À noite em casa, devem rir desse país estúpido, que não consegue estabelecer essa relação óbvia de causa e efeito entre o bom coração do malandro e a falta de verbas para a saúde.
Heróis individuais
Resulta dessa prática o vício secular do Constituismo, de jogar na forma da lei toda espécie de direito demagógico, que jamais sairá do papel, mas que confere aos constituintes o verniz de legitimidade do qual irão se valer para garantir seus privilégios. O povo se alimenta de palavras: a parte dos políticos é em espécie mesmo.
Há políticos comprometidos com a luta da cidadania. Mas são minoritários. Alguns contabilizam vitórias, quando conseguem bloquear algum exagero corporativista mais ostensivo. Mas no que importa –a soma final do jogo– tem-se uma classe política miseravelmente comprometida com seus próprios interesses e das corporações com as quais repartem o grande butim do Estado.

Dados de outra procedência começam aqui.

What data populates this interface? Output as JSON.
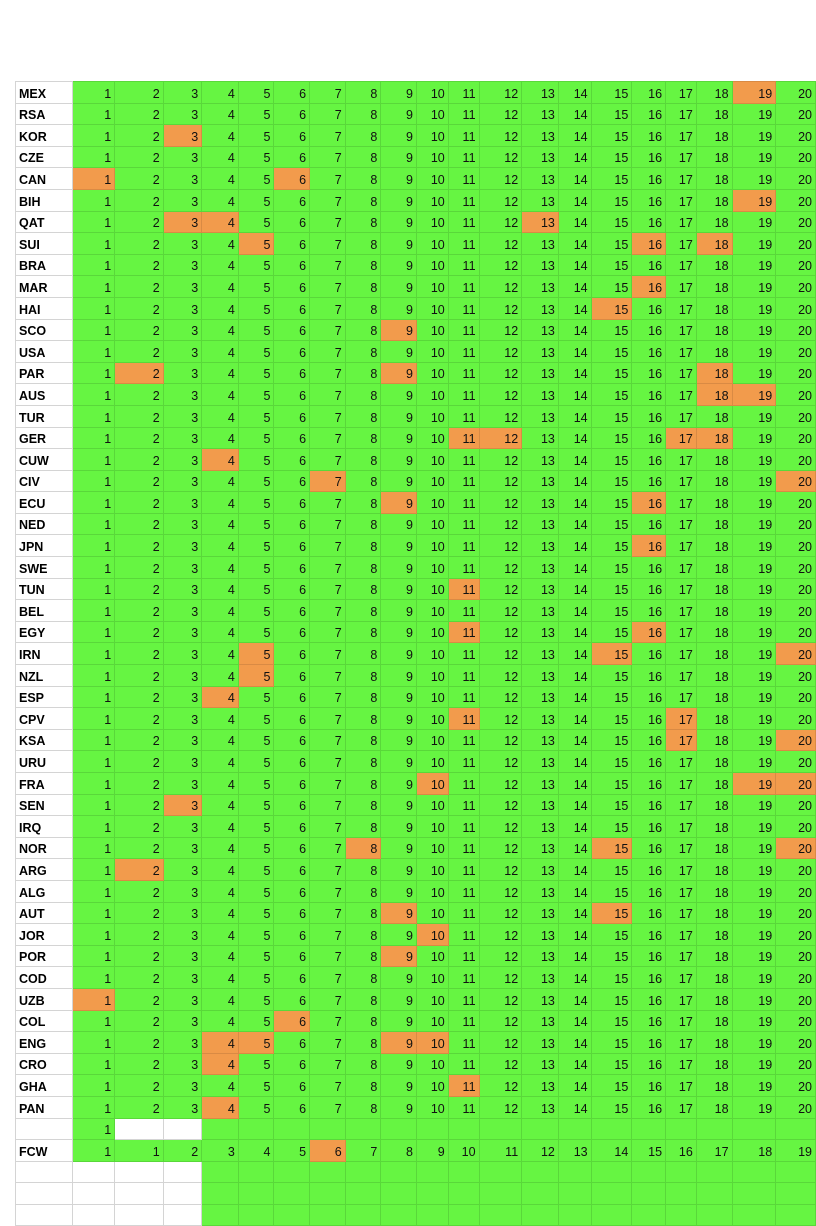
{
  "colors": {
    "green": "#66f542",
    "orange": "#f29b4c",
    "white": "#ffffff"
  },
  "numbers": [
    "1",
    "2",
    "3",
    "4",
    "5",
    "6",
    "7",
    "8",
    "9",
    "10",
    "11",
    "12",
    "13",
    "14",
    "15",
    "16",
    "17",
    "18",
    "19",
    "20"
  ],
  "rows": [
    {
      "code": "MEX",
      "hl": [
        19
      ]
    },
    {
      "code": "RSA",
      "hl": []
    },
    {
      "code": "KOR",
      "hl": [
        3
      ]
    },
    {
      "code": "CZE",
      "hl": []
    },
    {
      "code": "CAN",
      "hl": [
        1,
        6
      ]
    },
    {
      "code": "BIH",
      "hl": [
        19
      ]
    },
    {
      "code": "QAT",
      "hl": [
        3,
        4,
        13
      ]
    },
    {
      "code": "SUI",
      "hl": [
        5,
        16,
        18
      ]
    },
    {
      "code": "BRA",
      "hl": []
    },
    {
      "code": "MAR",
      "hl": [
        16
      ]
    },
    {
      "code": "HAI",
      "hl": [
        15
      ]
    },
    {
      "code": "SCO",
      "hl": [
        9
      ]
    },
    {
      "code": "USA",
      "hl": []
    },
    {
      "code": "PAR",
      "hl": [
        2,
        9,
        18
      ]
    },
    {
      "code": "AUS",
      "hl": [
        18,
        19
      ]
    },
    {
      "code": "TUR",
      "hl": []
    },
    {
      "code": "GER",
      "hl": [
        11,
        12,
        17,
        18
      ]
    },
    {
      "code": "CUW",
      "hl": [
        4
      ]
    },
    {
      "code": "CIV",
      "hl": [
        7,
        20
      ]
    },
    {
      "code": "ECU",
      "hl": [
        9,
        16
      ]
    },
    {
      "code": "NED",
      "hl": []
    },
    {
      "code": "JPN",
      "hl": [
        16
      ]
    },
    {
      "code": "SWE",
      "hl": []
    },
    {
      "code": "TUN",
      "hl": [
        11
      ]
    },
    {
      "code": "BEL",
      "hl": []
    },
    {
      "code": "EGY",
      "hl": [
        11,
        16
      ]
    },
    {
      "code": "IRN",
      "hl": [
        5,
        15,
        20
      ]
    },
    {
      "code": "NZL",
      "hl": [
        5
      ]
    },
    {
      "code": "ESP",
      "hl": [
        4
      ]
    },
    {
      "code": "CPV",
      "hl": [
        11,
        17
      ]
    },
    {
      "code": "KSA",
      "hl": [
        17,
        20
      ]
    },
    {
      "code": "URU",
      "hl": []
    },
    {
      "code": "FRA",
      "hl": [
        10,
        19,
        20
      ]
    },
    {
      "code": "SEN",
      "hl": [
        3
      ]
    },
    {
      "code": "IRQ",
      "hl": []
    },
    {
      "code": "NOR",
      "hl": [
        8,
        15,
        20
      ]
    },
    {
      "code": "ARG",
      "hl": [
        2
      ]
    },
    {
      "code": "ALG",
      "hl": []
    },
    {
      "code": "AUT",
      "hl": [
        9,
        15
      ]
    },
    {
      "code": "JOR",
      "hl": [
        10
      ]
    },
    {
      "code": "POR",
      "hl": [
        9
      ]
    },
    {
      "code": "COD",
      "hl": []
    },
    {
      "code": "UZB",
      "hl": [
        1
      ]
    },
    {
      "code": "COL",
      "hl": [
        6
      ]
    },
    {
      "code": "ENG",
      "hl": [
        4,
        5,
        9,
        10
      ]
    },
    {
      "code": "CRO",
      "hl": [
        4
      ]
    },
    {
      "code": "GHA",
      "hl": [
        11
      ]
    },
    {
      "code": "PAN",
      "hl": [
        4
      ]
    }
  ],
  "extra_row": {
    "first": "1"
  },
  "fcw_row": {
    "code": "FCW",
    "values": [
      "1",
      "1",
      "2",
      "3",
      "4",
      "5",
      "6",
      "7",
      "8",
      "9",
      "10",
      "11",
      "12",
      "13",
      "14",
      "15",
      "16",
      "17",
      "18",
      "19"
    ],
    "hl_index": [
      6
    ]
  }
}
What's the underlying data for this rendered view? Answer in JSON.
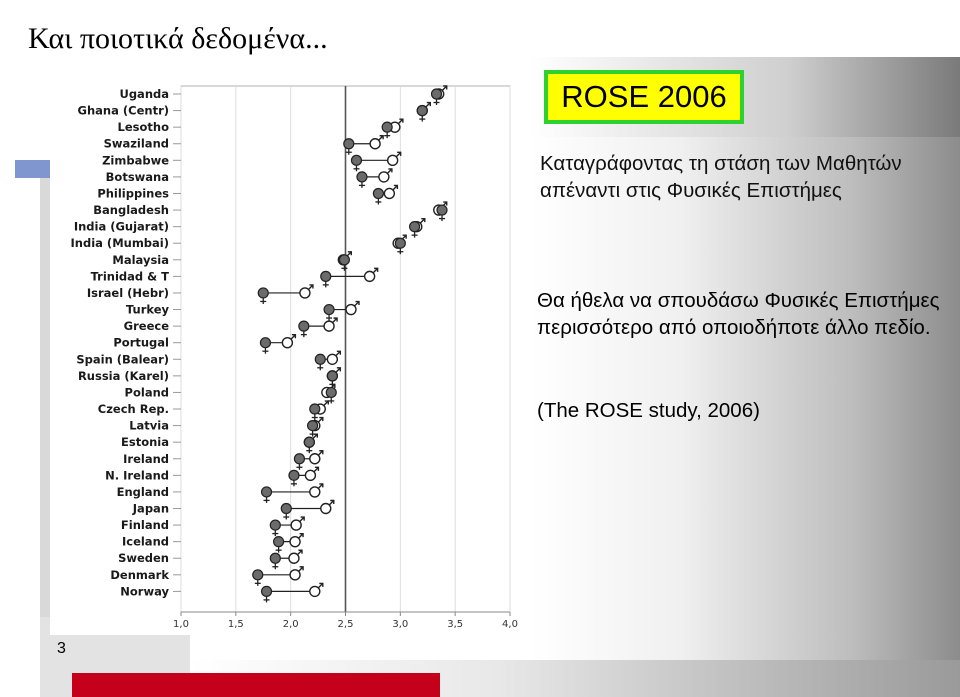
{
  "slide": {
    "title": "Και ποιοτικά δεδομένα...",
    "badge": "ROSE 2006",
    "description": "Καταγράφοντας τη στάση των Μαθητών απέναντι στις Φυσικές Επιστήμες",
    "quote": "Θα ήθελα να σπουδάσω Φυσικές Επιστήμες περισσότερο από οποιοδήποτε άλλο πεδίο.",
    "citation": "(The ROSE study, 2006)",
    "page_number": "3",
    "colors": {
      "badge_bg": "#ffff00",
      "badge_border": "#2fd12f",
      "bottom_bar": "#c4001a",
      "female_marker": "#6b6b6b"
    },
    "icons": [
      "female-symbol-icon",
      "male-symbol-icon"
    ]
  },
  "chart_data": {
    "type": "scatter",
    "title": "",
    "xlabel": "",
    "ylabel": "",
    "xlim": [
      1.0,
      4.0
    ],
    "xticks": [
      "1,0",
      "1,5",
      "2,0",
      "2,5",
      "3,0",
      "3,5",
      "4,0"
    ],
    "reference_line": 2.5,
    "categories": [
      "Uganda",
      "Ghana (Centr)",
      "Lesotho",
      "Swaziland",
      "Zimbabwe",
      "Botswana",
      "Philippines",
      "Bangladesh",
      "India (Gujarat)",
      "India (Mumbai)",
      "Malaysia",
      "Trinidad & T",
      "Israel (Hebr)",
      "Turkey",
      "Greece",
      "Portugal",
      "Spain (Balear)",
      "Russia (Karel)",
      "Poland",
      "Czech Rep.",
      "Latvia",
      "Estonia",
      "Ireland",
      "N. Ireland",
      "England",
      "Japan",
      "Finland",
      "Iceland",
      "Sweden",
      "Denmark",
      "Norway"
    ],
    "series": [
      {
        "values": [
          3.33,
          3.2,
          2.88,
          2.53,
          2.6,
          2.65,
          2.8,
          3.38,
          3.13,
          3.0,
          2.49,
          2.32,
          1.75,
          2.35,
          2.12,
          1.77,
          2.27,
          2.38,
          2.37,
          2.22,
          2.2,
          2.17,
          2.08,
          2.03,
          1.78,
          1.96,
          1.86,
          1.89,
          1.86,
          1.7,
          1.78
        ]
      },
      {
        "values": [
          3.35,
          3.2,
          2.95,
          2.77,
          2.93,
          2.85,
          2.9,
          3.35,
          3.15,
          2.98,
          2.48,
          2.72,
          2.13,
          2.55,
          2.35,
          1.97,
          2.38,
          2.38,
          2.33,
          2.27,
          2.22,
          2.17,
          2.22,
          2.18,
          2.22,
          2.32,
          2.05,
          2.04,
          2.03,
          2.04,
          2.22
        ]
      }
    ]
  }
}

Daí a necessidade de se levantar insistentemente a bandeira da Constituinte exclusiva, na qual cidadãos de todas as vertentes políticas unam-se em torno de um só objetivo –estabelecer regras do jogo que libertem definitivamente o Estado dessa espoliação– e consagrem o direito inalienável dos cidadãos sobre o Estado.
Bravos patriotas
Tomem-se todos os homens de Itamar contrários à privatização –o ex-ministro das Minas e Energia, Paulino Cícero, o ex-presidente da Eletrobrás, Marcelo Siqueira, o ex-presidente da Caixa Econômica Federal, Danilo de Castro.
Todos se valeram do cargo para pavimentar a própria candidatura às próximas eleições. Ou então –como o caso do atual ministro das Comunicações, Djalma Moraes, e do presidente da Telerj, José de Castro– para amparar candidaturas do grupo pessoal de Itamar.
Tudo em nome da sagrada defesa do nacionalismo e do "patrimônio público".